6.4 of Stein's book and final study, due December 7

As far as studying for the final: I feel a little lost. It feels like we have covered a million different things and anything at all will help me to be more prepared for the final. I know that I need to know all the primality tests (by name? and procedure) and all of the various functions that have been defined throughout the semester. I'm expecting the exam to look pretty much like the others have.
As for the reading: It didn't make a lot of sense to me. It sounds like a cool idea but my brain is fried. Luckily I did a make-up blog post earlier in the semester so that I don't have to try and pinpoint the one part that was difficult for me.

Monday, December 5, 2011

6.3 of Stein's book, due December 5

First, I was a little disappointed when we started using an online book. I really don't like reading online, plus I can't take the book with me throughout the day- which is why I bought the other one. So, does B-power smooth basically mean that in the prime factorization there are no repeated primes? That's what it seemed like but I feel like if that was all it meant then they would have explained it that way. I hope that we do an example of algorithm 6.3.2 in class, because their explanation didn't really tell me how to do it.
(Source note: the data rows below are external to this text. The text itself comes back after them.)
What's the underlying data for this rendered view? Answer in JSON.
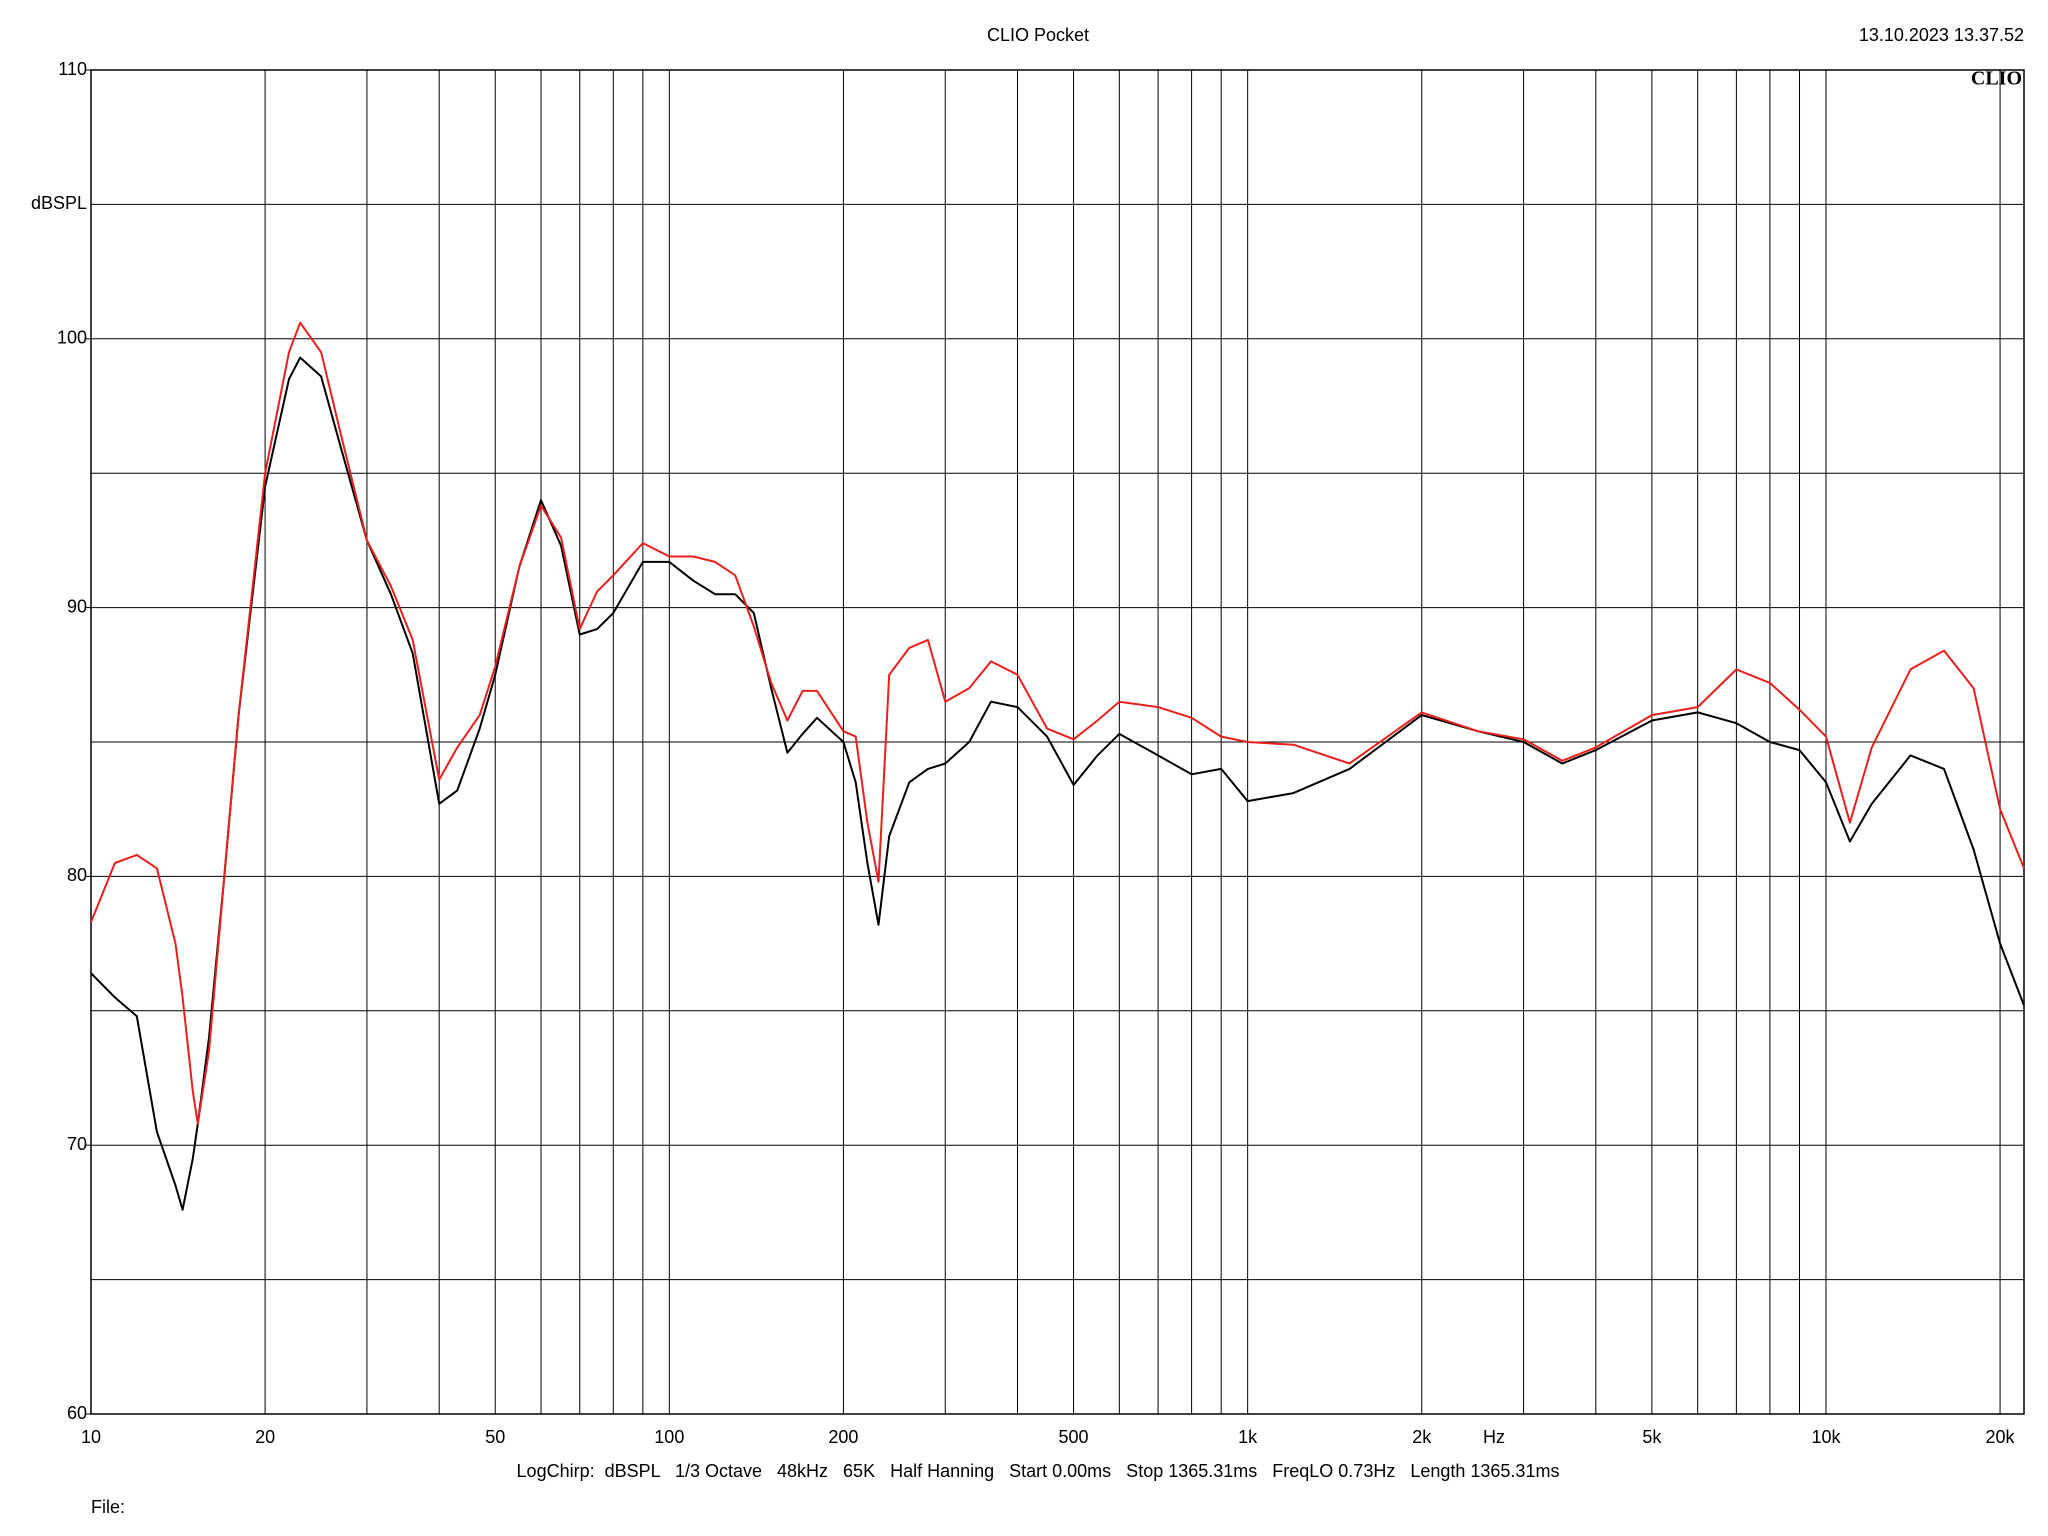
{
  "chart_data": {
    "type": "line",
    "title": "CLIO Pocket",
    "timestamp": "13.10.2023 13.37.52",
    "logo": "CLIO",
    "y_label": "dBSPL",
    "x_label": "Hz",
    "footer": "LogChirp:  dBSPL   1/3 Octave   48kHz   65K   Half Hanning   Start 0.00ms   Stop 1365.31ms   FreqLO 0.73Hz   Length 1365.31ms",
    "file_label": "File:",
    "log_x": true,
    "grid": true,
    "xlim": [
      10,
      22000
    ],
    "ylim": [
      60,
      110
    ],
    "xticks": [
      10,
      20,
      50,
      100,
      200,
      500,
      {
        "value": 1000,
        "label": "1k"
      },
      {
        "value": 2000,
        "label": "2k"
      },
      {
        "value": 5000,
        "label": "5k"
      },
      {
        "value": 10000,
        "label": "10k"
      },
      {
        "value": 20000,
        "label": "20k"
      }
    ],
    "x_minor_grid": [
      30,
      40,
      60,
      70,
      80,
      90,
      300,
      400,
      600,
      700,
      800,
      900,
      3000,
      4000,
      6000,
      7000,
      8000,
      9000
    ],
    "yticks": [
      60,
      70,
      80,
      90,
      100,
      110
    ],
    "y_minor_grid": [
      65,
      75,
      85,
      95,
      105
    ],
    "x": [
      10,
      11,
      12,
      13,
      14,
      14.4,
      15,
      15.3,
      16,
      17,
      18,
      20,
      22,
      23,
      25,
      27,
      30,
      33,
      36,
      40,
      43,
      47,
      50,
      55,
      60,
      65,
      70,
      75,
      80,
      90,
      100,
      110,
      120,
      130,
      140,
      150,
      160,
      170,
      180,
      200,
      210,
      220,
      230,
      240,
      260,
      280,
      300,
      330,
      360,
      400,
      450,
      500,
      550,
      600,
      700,
      800,
      900,
      1000,
      1200,
      1500,
      2000,
      2500,
      3000,
      3500,
      4000,
      5000,
      6000,
      7000,
      8000,
      9000,
      10000,
      11000,
      12000,
      14000,
      16000,
      18000,
      20000,
      22000
    ],
    "series": [
      {
        "color": "#000000",
        "values": [
          76.4,
          75.5,
          74.8,
          70.5,
          68.5,
          67.6,
          69.5,
          70.8,
          74,
          80,
          86,
          94.5,
          98.5,
          99.3,
          98.6,
          96,
          92.5,
          90.5,
          88.3,
          82.7,
          83.2,
          85.5,
          87.5,
          91.5,
          94,
          92.3,
          89,
          89.2,
          89.8,
          91.7,
          91.7,
          91,
          90.5,
          90.5,
          89.8,
          87,
          84.6,
          85.3,
          85.9,
          85,
          83.5,
          80.5,
          78.2,
          81.5,
          83.5,
          84,
          84.2,
          85,
          86.5,
          86.3,
          85.2,
          83.4,
          84.5,
          85.3,
          84.5,
          83.8,
          84,
          82.8,
          83.1,
          84,
          86,
          85.4,
          85,
          84.2,
          84.7,
          85.8,
          86.1,
          85.7,
          85,
          84.7,
          83.5,
          81.3,
          82.7,
          84.5,
          84,
          81,
          77.5,
          75.2
        ]
      },
      {
        "color": "#e8201c",
        "values": [
          78.3,
          80.5,
          80.8,
          80.3,
          77.5,
          75.5,
          72,
          70.8,
          73.5,
          80,
          86,
          95,
          99.5,
          100.6,
          99.5,
          96.5,
          92.5,
          90.8,
          88.8,
          83.6,
          84.8,
          86,
          87.8,
          91.5,
          93.8,
          92.6,
          89.2,
          90.6,
          91.2,
          92.4,
          91.9,
          91.9,
          91.7,
          91.2,
          89.3,
          87.2,
          85.8,
          86.9,
          86.9,
          85.4,
          85.2,
          82,
          79.8,
          87.5,
          88.5,
          88.8,
          86.5,
          87,
          88,
          87.5,
          85.5,
          85.1,
          85.8,
          86.5,
          86.3,
          85.9,
          85.2,
          85,
          84.9,
          84.2,
          86.1,
          85.4,
          85.1,
          84.3,
          84.8,
          86,
          86.3,
          87.7,
          87.2,
          86.2,
          85.2,
          82,
          84.8,
          87.7,
          88.4,
          87,
          82.5,
          80.3
        ]
      }
    ]
  }
}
If I can understand this by the end of class today, that'd be SWEET because factorization is something we've previously had no algorithms or extra aids for.
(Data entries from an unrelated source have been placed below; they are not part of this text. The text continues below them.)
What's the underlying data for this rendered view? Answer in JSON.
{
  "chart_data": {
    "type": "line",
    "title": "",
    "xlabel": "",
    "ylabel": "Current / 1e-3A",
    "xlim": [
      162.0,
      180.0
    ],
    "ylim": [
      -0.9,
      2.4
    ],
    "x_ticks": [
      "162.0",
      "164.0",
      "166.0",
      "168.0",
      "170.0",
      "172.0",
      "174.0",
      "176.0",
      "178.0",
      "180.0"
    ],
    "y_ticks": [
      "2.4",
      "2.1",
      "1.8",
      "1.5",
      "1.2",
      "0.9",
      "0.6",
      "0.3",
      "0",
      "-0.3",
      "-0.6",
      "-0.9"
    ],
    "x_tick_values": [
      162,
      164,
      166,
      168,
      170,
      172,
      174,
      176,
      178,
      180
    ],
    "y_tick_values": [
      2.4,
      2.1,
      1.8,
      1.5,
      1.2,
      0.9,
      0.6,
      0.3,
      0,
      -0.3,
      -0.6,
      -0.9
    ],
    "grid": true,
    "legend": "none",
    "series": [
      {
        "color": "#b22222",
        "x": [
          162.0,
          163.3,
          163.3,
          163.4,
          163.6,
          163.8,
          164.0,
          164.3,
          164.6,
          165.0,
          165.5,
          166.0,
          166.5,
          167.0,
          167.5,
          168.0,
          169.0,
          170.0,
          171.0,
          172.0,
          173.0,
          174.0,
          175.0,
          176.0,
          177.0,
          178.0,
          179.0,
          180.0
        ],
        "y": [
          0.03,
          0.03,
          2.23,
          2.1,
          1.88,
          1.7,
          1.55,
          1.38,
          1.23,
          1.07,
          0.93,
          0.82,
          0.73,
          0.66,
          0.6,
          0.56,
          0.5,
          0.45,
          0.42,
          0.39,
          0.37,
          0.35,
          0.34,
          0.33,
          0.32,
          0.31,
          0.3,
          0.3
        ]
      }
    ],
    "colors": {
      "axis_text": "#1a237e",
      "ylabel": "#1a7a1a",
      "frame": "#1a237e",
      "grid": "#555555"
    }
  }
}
Thursday, December 1, 2011

sections 6.1 and 6.2, due December 2

I think that both of these sections were entirely over my head. The picture in the first example (above where the section actually started) made sense and I thought I understood what an elliptical curve meant, but the next picture seemed to have nothing in common with the first. It also seemed like they were using some words with a definition different than the one I am used to or maybe I just don't know how to apply those definitions to this case. (order, characteristic) The cool thing was that it said this is used in cryptosystems and that is the same thing that impossible book problem referenced so I'm interested about how/if this applies to cryptography (or I will be once I understand it).